鳥栖が敵地でFC東京を沈めて今季J1初白星。勝利の立役者は…

2020年08月01日 白鳥和洋(サッカーダイジェスト)

下位に低迷しているのが嘘のようなパフォーマンス

良い時間帯に先制点を決めた鳥栖の石井。写真:田中研治

[J1リーグ8節]FC東京2-3鳥栖/8月1日/味の素スタジアム

 J1リーグの7試合を消化して4位のFC東京と15位の鳥栖が味の素スタジアムで激突。
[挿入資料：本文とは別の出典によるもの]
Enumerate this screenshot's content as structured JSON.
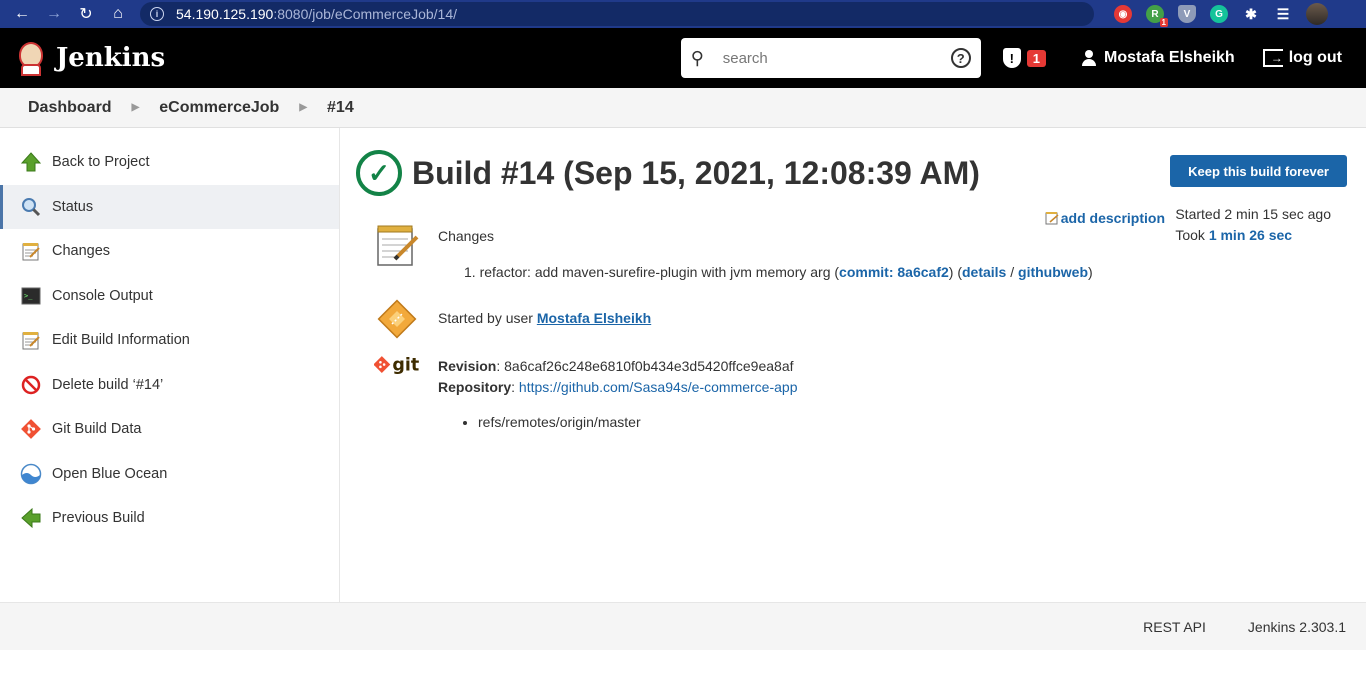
{
  "browser": {
    "url_host": "54.190.125.190",
    "url_path": ":8080/job/eCommerceJob/14/"
  },
  "header": {
    "app_name": "Jenkins",
    "search_placeholder": "search",
    "security_count": "1",
    "user_name": "Mostafa Elsheikh",
    "logout_label": "log out"
  },
  "breadcrumb": [
    "Dashboard",
    "eCommerceJob",
    "#14"
  ],
  "sidebar": {
    "items": [
      {
        "label": "Back to Project",
        "icon": "up-arrow-icon"
      },
      {
        "label": "Status",
        "icon": "magnifier-icon"
      },
      {
        "label": "Changes",
        "icon": "notepad-icon"
      },
      {
        "label": "Console Output",
        "icon": "terminal-icon"
      },
      {
        "label": "Edit Build Information",
        "icon": "notepad-icon"
      },
      {
        "label": "Delete build ‘#14’",
        "icon": "no-entry-icon"
      },
      {
        "label": "Git Build Data",
        "icon": "git-icon"
      },
      {
        "label": "Open Blue Ocean",
        "icon": "blue-ocean-icon"
      },
      {
        "label": "Previous Build",
        "icon": "left-arrow-icon"
      }
    ]
  },
  "build": {
    "title": "Build #14 (Sep 15, 2021, 12:08:39 AM)",
    "keep_label": "Keep this build forever",
    "add_description": "add description",
    "started_ago": "Started 2 min 15 sec ago",
    "took_prefix": "Took",
    "took_value": "1 min 26 sec"
  },
  "changes": {
    "heading": "Changes",
    "item_index": "1.",
    "item_text": "refactor: add maven-surefire-plugin with jvm memory arg (",
    "commit_label": "commit: 8a6caf2",
    "mid": ") (",
    "details_label": "details",
    "slash": " / ",
    "githubweb_label": "githubweb",
    "end": ")"
  },
  "cause": {
    "prefix": "Started by user",
    "user": "Mostafa Elsheikh"
  },
  "git": {
    "revision_label": "Revision",
    "revision": "8a6caf26c248e6810f0b434e3d5420ffce9ea8af",
    "repository_label": "Repository",
    "repository": "https://github.com/Sasa94s/e-commerce-app",
    "branch": "refs/remotes/origin/master"
  },
  "footer": {
    "rest_api": "REST API",
    "version": "Jenkins 2.303.1"
  }
}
順位的にFC東京優位と目されるなか、立ち上がりから攻勢に出たのはアウェーの鳥栖だ。いきなり4分には相手ゴール前まで侵入し、シュートまで持ち込むなど勢いを感じさせるスタートだった。

 しかし、押され気味だったFC東京が9分に決定機を掴む(永井のパスからD・オリヴェイラが放ったシュートは惜しくもポストを直撃)と、試合はここから膠着状態に。プレーの質はともかくアグレッシブにボールを前に運ぼうとする鳥栖に対し、FC東京も素早い寄せと力強い守備で対抗。局面局面で激しいバトルが繰り広げられた。

 緊迫した試合展開の中で先制したのは鳥栖。30分、樋口が敵陣の右サイドから右足のクロスを上げる。これに反応した内田がシュートミスも、すかさず石井がペナルティエリアの中央から冷静に右足で沈めた。

 鳥栖は39分にレアンドロにFKを直接決められて一旦は追いつかれたものの、43分には左サイドバックの森下が目の覚めるような弾道の左足ミドルを叩き込んで2-1と勝ち越す。下位に低迷しているのが嘘のようなパフォーマンスを披露した鳥栖がこのままリードを保って前半を終えた。
 
 後半、負けられないFC東京はハイプレスで鳥栖を追い込もうとする。しかし、ボールを奪ったあとの動き出し、工夫に欠け、なかなか決定機を作れなかった。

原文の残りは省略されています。